Rehabilitation in Dementia: Efficacy and Safety
Dr. Uladzislau Tsvirko
23 aprile 2026

Contemporary systematic reviews show that rehabilitation in dementia improves motor function, reduces fall risk and supports functional independence in activities of daily living. Cognitive benefits are possible but depend on age and programme parameters.
Why Rehabilitation in Dementia
Dementia is a progressive neurodegenerative disease that erodes cognitive function, disrupts motor activity and undermines independence in daily life. Pharmacological therapy has limited efficacy and does not alter disease course — which is why non-pharmacological approaches, including rehabilitation in dementia and Alzheimer's disease, are receiving greater clinical attention as a way to preserve mobility and independence.
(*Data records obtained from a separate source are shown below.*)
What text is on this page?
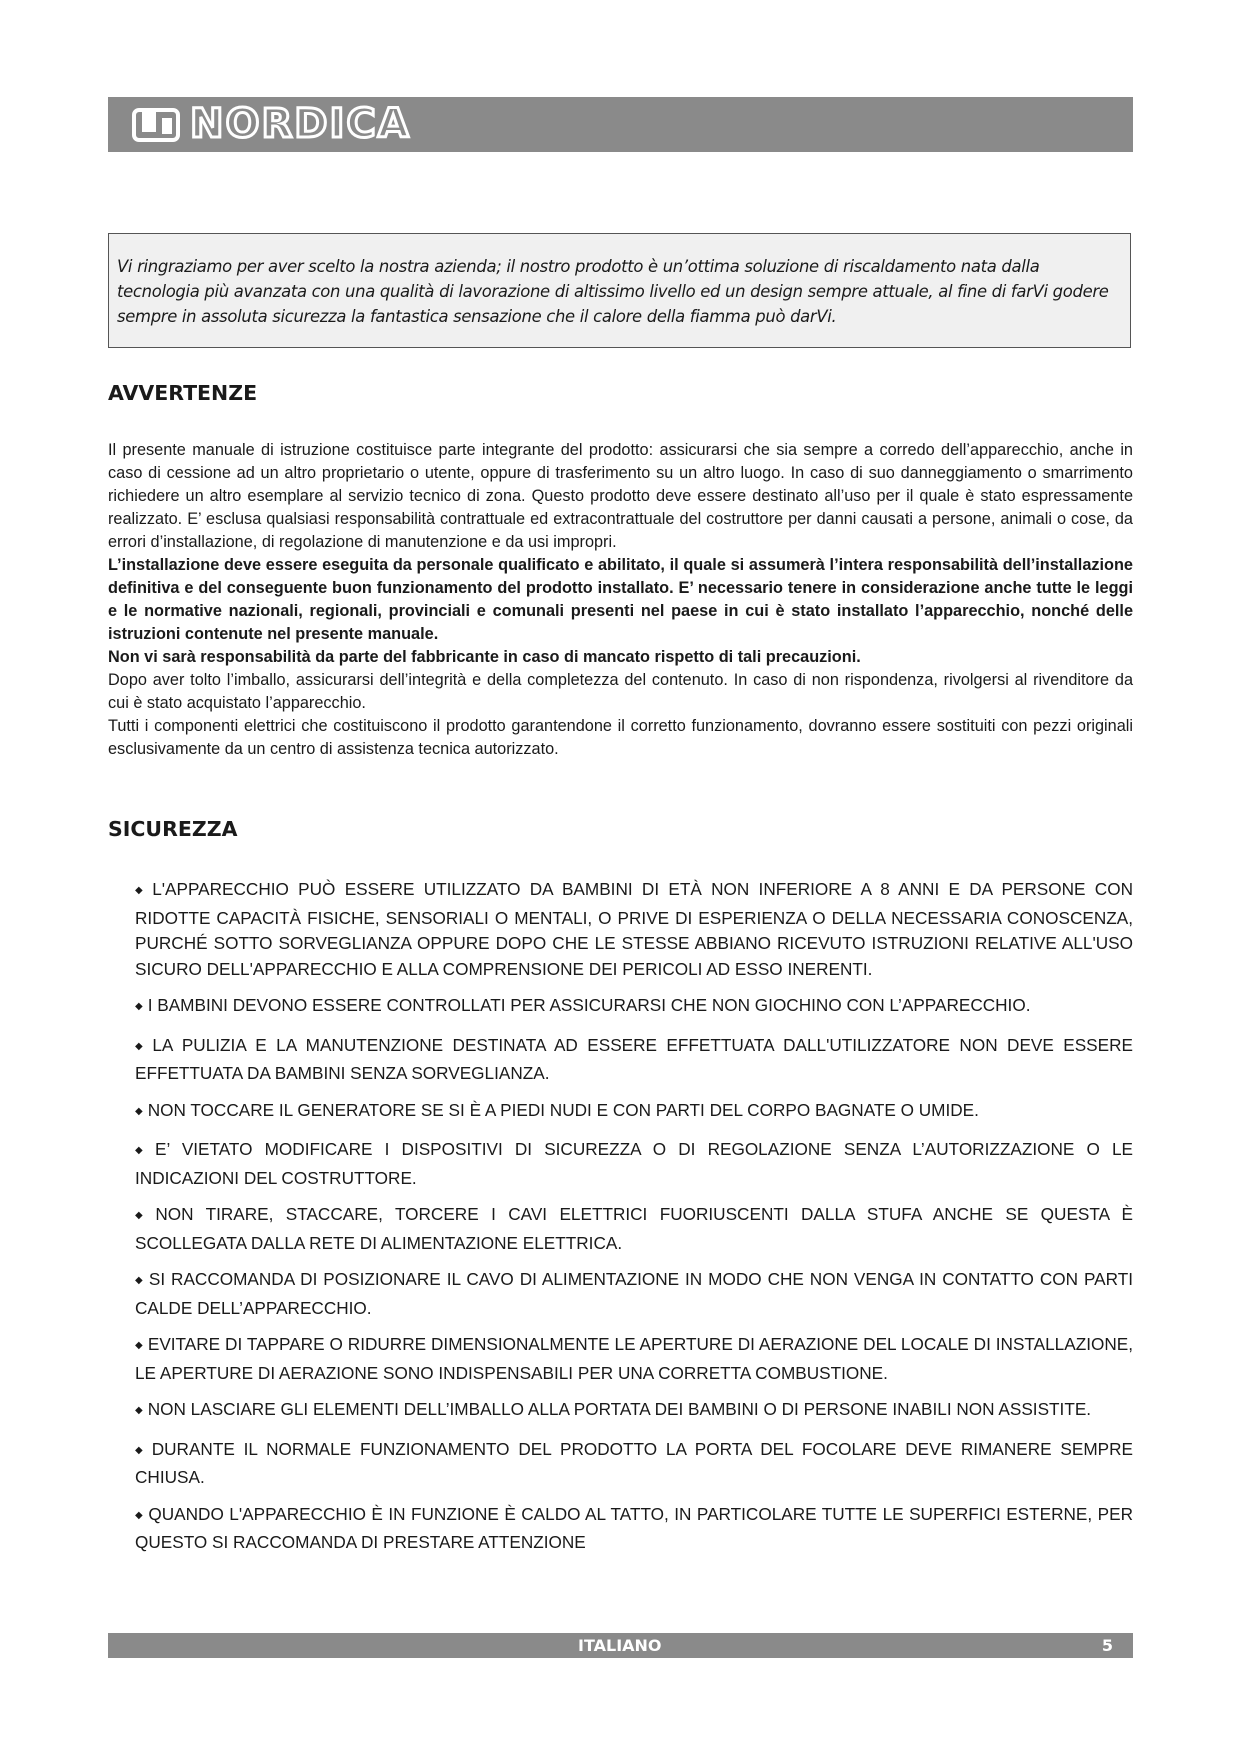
NORDICA

Vi ringraziamo per aver scelto la nostra azienda; il nostro prodotto è un’ottima soluzione di riscaldamento nata dalla tecnologia più avanzata con una qualità di lavorazione di altissimo livello ed un design sempre attuale, al fine di farVi godere sempre in assoluta sicurezza la fantastica sensazione che il calore della fiamma può darVi.

AVVERTENZE

Il presente manuale di istruzione costituisce parte integrante del prodotto: assicurarsi che sia sempre a corredo dell’apparecchio, anche in caso di cessione ad un altro proprietario o utente, oppure di trasferimento su un altro luogo. In caso di suo danneggiamento o smarrimento richiedere un altro esemplare al servizio tecnico di zona. Questo prodotto deve essere destinato all’uso per il quale è stato espressamente realizzato. E’ esclusa qualsiasi responsabilità contrattuale ed extracontrattuale del costruttore per danni causati a persone, animali o cose, da errori d’installazione, di regolazione di manutenzione e da usi impropri.

L’installazione deve essere eseguita da personale qualificato e abilitato, il quale si assumerà l’intera responsabilità dell’installazione definitiva e del conseguente buon funzionamento del prodotto installato. E’ necessario tenere in considerazione anche tutte le leggi e le normative nazionali, regionali, provinciali e comunali presenti nel paese in cui è stato installato l’apparecchio, nonché delle istruzioni contenute nel presente manuale.

Non vi sarà responsabilità da parte del fabbricante in caso di mancato rispetto di tali precauzioni.

Dopo aver tolto l’imballo, assicurarsi dell’integrità e della completezza del contenuto. In caso di non rispondenza, rivolgersi al rivenditore da cui è stato acquistato l’apparecchio.

Tutti i componenti elettrici che costituiscono il prodotto garantendone il corretto funzionamento, dovranno essere sostituiti con pezzi originali esclusivamente da un centro di assistenza tecnica autorizzato.

SICUREZZA
◆ L'APPARECCHIO PUÒ ESSERE UTILIZZATO DA BAMBINI DI ETÀ NON INFERIORE A 8 ANNI E DA PERSONE CON RIDOTTE CAPACITÀ FISICHE, SENSORIALI O MENTALI, O PRIVE DI ESPERIENZA O DELLA NECESSARIA CONOSCENZA, PURCHÉ SOTTO SORVEGLIANZA OPPURE DOPO CHE LE STESSE ABBIANO RICEVUTO ISTRUZIONI RELATIVE ALL'USO SICURO DELL'APPARECCHIO E ALLA COMPRENSIONE DEI PERICOLI AD ESSO INERENTI.
◆ I BAMBINI DEVONO ESSERE CONTROLLATI PER ASSICURARSI CHE NON GIOCHINO CON L’APPARECCHIO.
◆ LA PULIZIA E LA MANUTENZIONE DESTINATA AD ESSERE EFFETTUATA DALL'UTILIZZATORE NON DEVE ESSERE EFFETTUATA DA BAMBINI SENZA SORVEGLIANZA.
◆ NON TOCCARE IL GENERATORE SE SI È A PIEDI NUDI E CON PARTI DEL CORPO BAGNATE O UMIDE.
◆ E’ VIETATO MODIFICARE I DISPOSITIVI DI SICUREZZA O DI REGOLAZIONE SENZA L’AUTORIZZAZIONE O LE INDICAZIONI DEL COSTRUTTORE.
◆ NON TIRARE, STACCARE, TORCERE I CAVI ELETTRICI FUORIUSCENTI DALLA STUFA ANCHE SE QUESTA È SCOLLEGATA DALLA RETE DI ALIMENTAZIONE ELETTRICA.
◆ SI RACCOMANDA DI POSIZIONARE IL CAVO DI ALIMENTAZIONE IN MODO CHE NON VENGA IN CONTATTO CON PARTI CALDE DELL’APPARECCHIO.
◆ EVITARE DI TAPPARE O RIDURRE DIMENSIONALMENTE LE APERTURE DI AERAZIONE DEL LOCALE DI INSTALLAZIONE, LE APERTURE DI AERAZIONE SONO INDISPENSABILI PER UNA CORRETTA COMBUSTIONE.
◆ NON LASCIARE GLI ELEMENTI DELL’IMBALLO ALLA PORTATA DEI BAMBINI O DI PERSONE INABILI NON ASSISTITE.
◆ DURANTE IL NORMALE FUNZIONAMENTO DEL PRODOTTO LA PORTA DEL FOCOLARE DEVE RIMANERE SEMPRE CHIUSA.
◆ QUANDO L'APPARECCHIO È IN FUNZIONE È CALDO AL TATTO, IN PARTICOLARE TUTTE LE SUPERFICI ESTERNE, PER QUESTO SI RACCOMANDA DI PRESTARE ATTENZIONE
ITALIANO	5
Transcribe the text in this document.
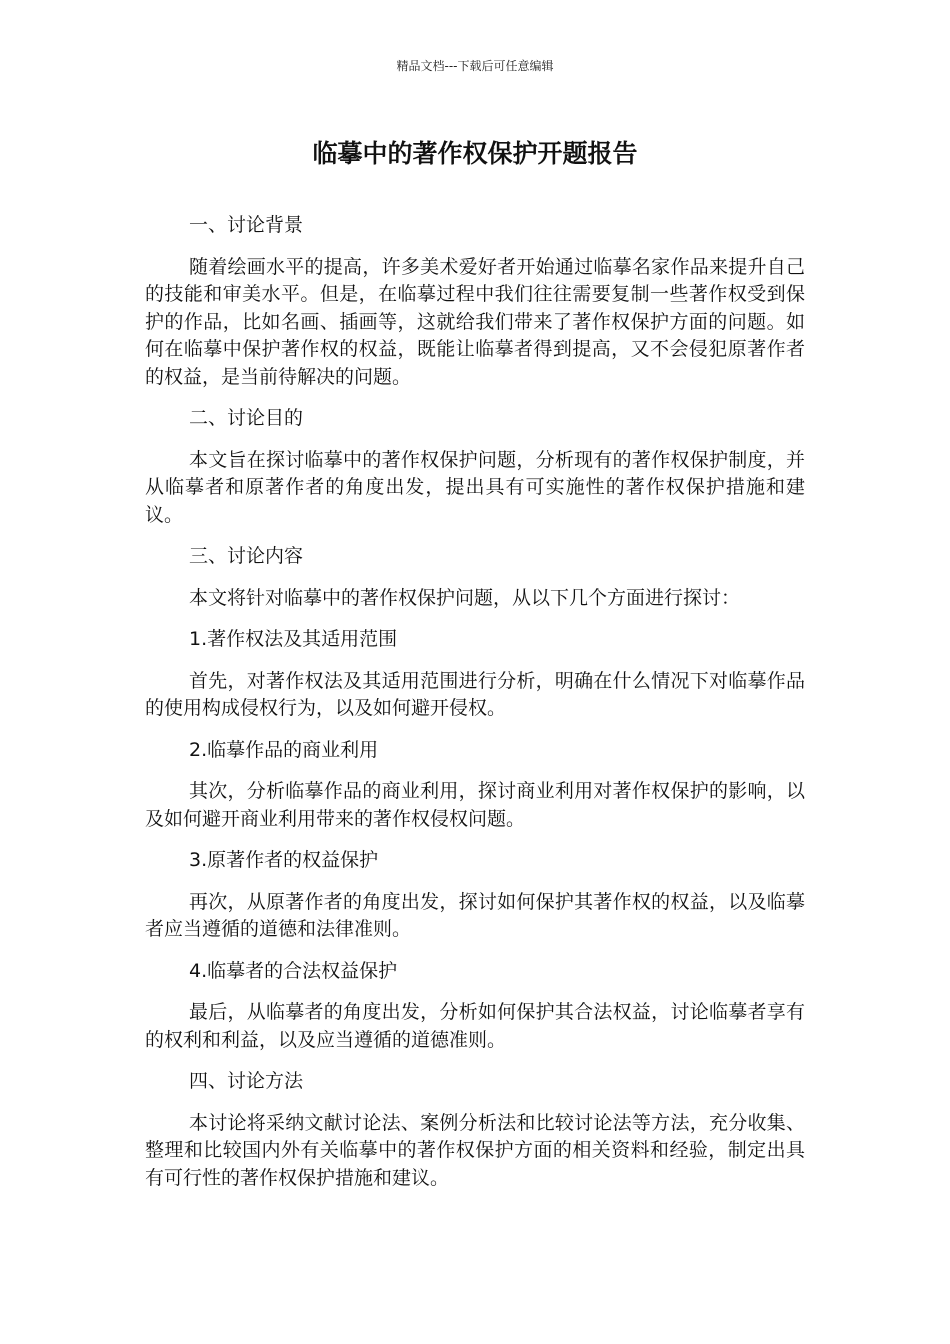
精品文档---下载后可任意编辑
临摹中的著作权保护开题报告

一、讨论背景

随着绘画水平的提高，许多美术爱好者开始通过临摹名家作品来提升自己的技能和审美水平。但是，在临摹过程中我们往往需要复制一些著作权受到保护的作品，比如名画、插画等，这就给我们带来了著作权保护方面的问题。如何在临摹中保护著作权的权益，既能让临摹者得到提高，又不会侵犯原著作者的权益，是当前待解决的问题。

二、讨论目的

本文旨在探讨临摹中的著作权保护问题，分析现有的著作权保护制度，并从临摹者和原著作者的角度出发，提出具有可实施性的著作权保护措施和建议。

三、讨论内容

本文将针对临摹中的著作权保护问题，从以下几个方面进行探讨：

1.著作权法及其适用范围

首先，对著作权法及其适用范围进行分析，明确在什么情况下对临摹作品的使用构成侵权行为，以及如何避开侵权。

2.临摹作品的商业利用

其次，分析临摹作品的商业利用，探讨商业利用对著作权保护的影响，以及如何避开商业利用带来的著作权侵权问题。

3.原著作者的权益保护

再次，从原著作者的角度出发，探讨如何保护其著作权的权益，以及临摹者应当遵循的道德和法律准则。

4.临摹者的合法权益保护

最后，从临摹者的角度出发，分析如何保护其合法权益，讨论临摹者享有的权利和利益，以及应当遵循的道德准则。

四、讨论方法

本讨论将采纳文献讨论法、案例分析法和比较讨论法等方法，充分收集、整理和比较国内外有关临摹中的著作权保护方面的相关资料和经验，制定出具有可行性的著作权保护措施和建议。
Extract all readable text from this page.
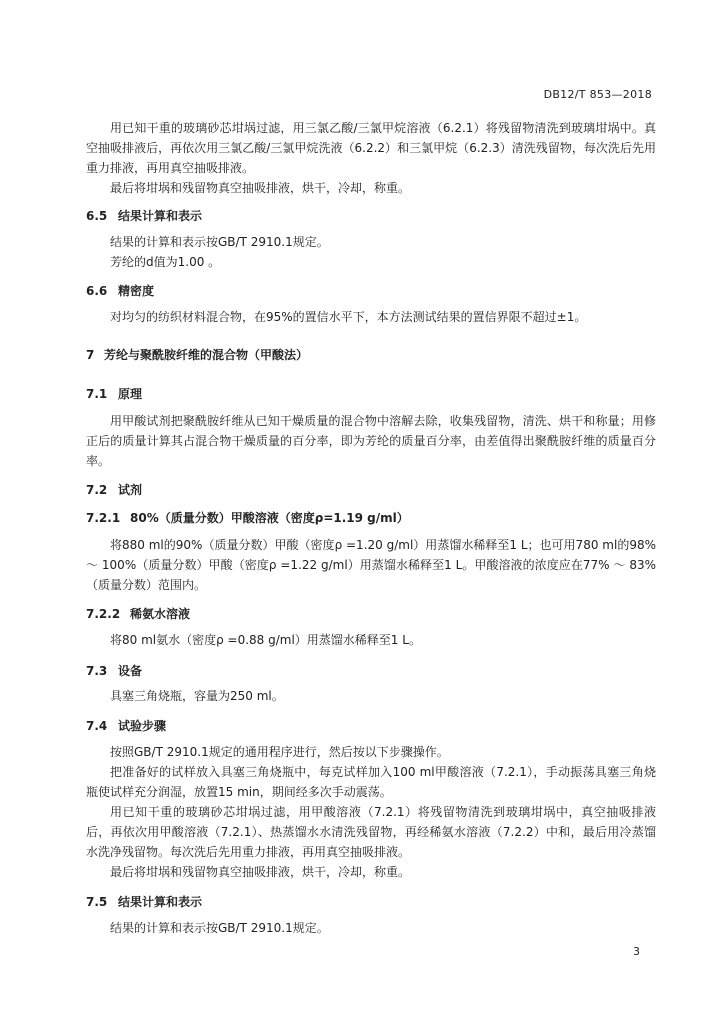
DB12/T 853—2018

用已知干重的玻璃砂芯坩埚过滤，用三氯乙酸/三氯甲烷溶液（6.2.1）将残留物清洗到玻璃坩埚中。真空抽吸排液后，再依次用三氯乙酸/三氯甲烷洗液（6.2.2）和三氯甲烷（6.2.3）清洗残留物，每次洗后先用重力排液，再用真空抽吸排液。

最后将坩埚和残留物真空抽吸排液，烘干，冷却，称重。

6.5 结果计算和表示

结果的计算和表示按GB/T 2910.1规定。

芳纶的d值为1.00 。

6.6 精密度

对均匀的纺织材料混合物，在95%的置信水平下，本方法测试结果的置信界限不超过±1。

7 芳纶与聚酰胺纤维的混合物（甲酸法）
7.1 原理

用甲酸试剂把聚酰胺纤维从已知干燥质量的混合物中溶解去除，收集残留物，清洗、烘干和称量；用修正后的质量计算其占混合物干燥质量的百分率，即为芳纶的质量百分率，由差值得出聚酰胺纤维的质量百分率。

7.2 试剂
7.2.1 80%（质量分数）甲酸溶液（密度ρ=1.19 g/ml）

将880 ml的90%（质量分数）甲酸（密度ρ =1.20 g/ml）用蒸馏水稀释至1 L；也可用780 ml的98% ～ 100%（质量分数）甲酸（密度ρ =1.22 g/ml）用蒸馏水稀释至1 L。甲酸溶液的浓度应在77% ～ 83%（质量分数）范围内。

7.2.2 稀氨水溶液

将80 ml氨水（密度ρ =0.88 g/ml）用蒸馏水稀释至1 L。

7.3 设备

具塞三角烧瓶，容量为250 ml。

7.4 试验步骤

按照GB/T 2910.1规定的通用程序进行，然后按以下步骤操作。

把准备好的试样放入具塞三角烧瓶中，每克试样加入100 ml甲酸溶液（7.2.1），手动振荡具塞三角烧瓶使试样充分润湿，放置15 min，期间经多次手动震荡。

用已知干重的玻璃砂芯坩埚过滤，用甲酸溶液（7.2.1）将残留物清洗到玻璃坩埚中，真空抽吸排液后，再依次用甲酸溶液（7.2.1）、热蒸馏水水清洗残留物，再经稀氨水溶液（7.2.2）中和，最后用冷蒸馏水洗净残留物。每次洗后先用重力排液，再用真空抽吸排液。

最后将坩埚和残留物真空抽吸排液，烘干，冷却，称重。

7.5 结果计算和表示

结果的计算和表示按GB/T 2910.1规定。

3
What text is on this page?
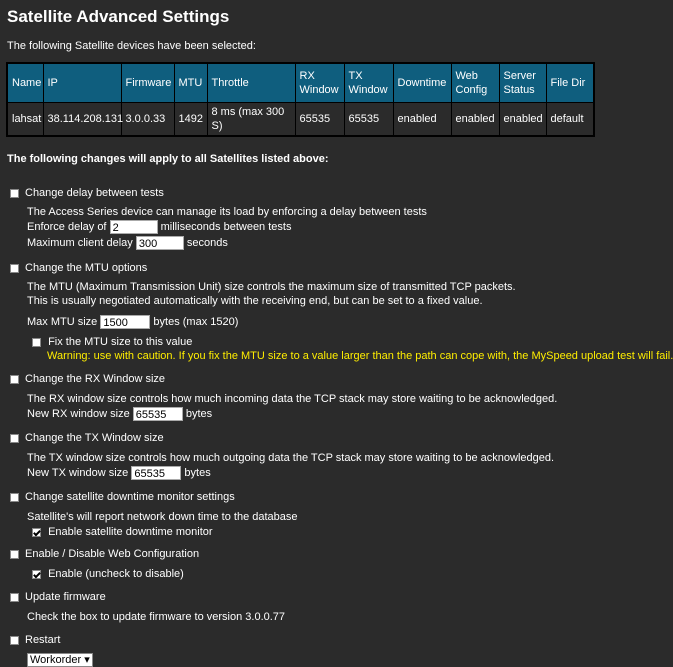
Satellite Advanced Settings
The following Satellite devices have been selected:
Name	IP	Firmware	MTU	Throttle	RX Window	TX Window	Downtime	Web Config	Server Status	File Dir
lahsat	38.114.208.131	3.0.0.33	1492	8 ms (max 300 S)	65535	65535	enabled	enabled	enabled	default
The following changes will apply to all Satellites listed above:
Change delay between tests
The Access Series device can manage its load by enforcing a delay between tests
Enforce delay of 2	milliseconds between tests
Maximum client delay 300	seconds
Change the MTU options
The MTU (Maximum Transmission Unit) size controls the maximum size of transmitted TCP packets.
This is usually negotiated automatically with the receiving end, but can be set to a fixed value.
Max MTU size 1500 bytes (max 1520)
Fix the MTU size to this value
Warning: use with caution. If you fix the MTU size to a value larger than the path can cope with, the MySpeed upload test will fail.
Change the RX Window size
The RX window size controls how much incoming data the TCP stack may store waiting to be acknowledged.
New RX window size 65535 bytes
Change the TX Window size
The TX window size controls how much outgoing data the TCP stack may store waiting to be acknowledged.
New TX window size 65535 bytes
Change satellite downtime monitor settings
Satellite's will report network down time to the database
Enable satellite downtime monitor
Enable / Disable Web Configuration
Enable (uncheck to disable)
Update firmware
Check the box to update firmware to version 3.0.0.77
Restart
Workorder ▾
Types of Rehabilitation Interventions
A systematic review of 194 experimental studies (up to July 2022) identified the most commonly used approaches: aerobic training (42% of studies), strength training (41%), balance training (25%) and stretching (11%). Many programmes combine several modalities, reflecting the current multicomponent consensus.
Effect on Motor Function
Most studies report consistent positive effects on motor function: improved gait and balance, lower fall risk, increased muscle strength and better physical endurance. Even in moderate-to-severe dementia, function-based physical interventions help preserve mobility and reduce physical dependence on care.
Effect on Cognitive Function
Evidence on cognitive outcomes is mixed. A meta-analysis of 20 RCTs (2,051 patients) found no statistically significant improvement in overall cognitive measures, but a subgroup analysis showed benefit in patients under 80. Sensitivity analysis suggests that with sufficient duration, regularity and individualised dosing, exercise may slow cognitive decline. Rehabilitation does not replace cognitive therapy but can play a supporting role, particularly in earlier stages.
Activities of Daily Living (ADL)
The most robust evidence concerns ADL. Multicomponent training programmes produce a modest but statistically significant effect on functional independence. Participants receiving structured rehabilitation managed self-care better than those on standard care alone. This matters because preserved ADL is directly linked to quality of life and reduced caregiver burden.
Safety and Clinical Takeaways
Across the reviewed studies 1,119 adverse events were recorded, most of them mild (fatigue, muscle soreness, short-term discomfort) — confirming that with appropriate dosing rehabilitation is relatively safe. Cumulative conclusions: rehabilitation is effective in dementia for motor function and ADL; cognitive benefit is possible but depends on age, disease stage and training parameters; the most promising approach is a multicomponent, long-duration programme adapted to the individual.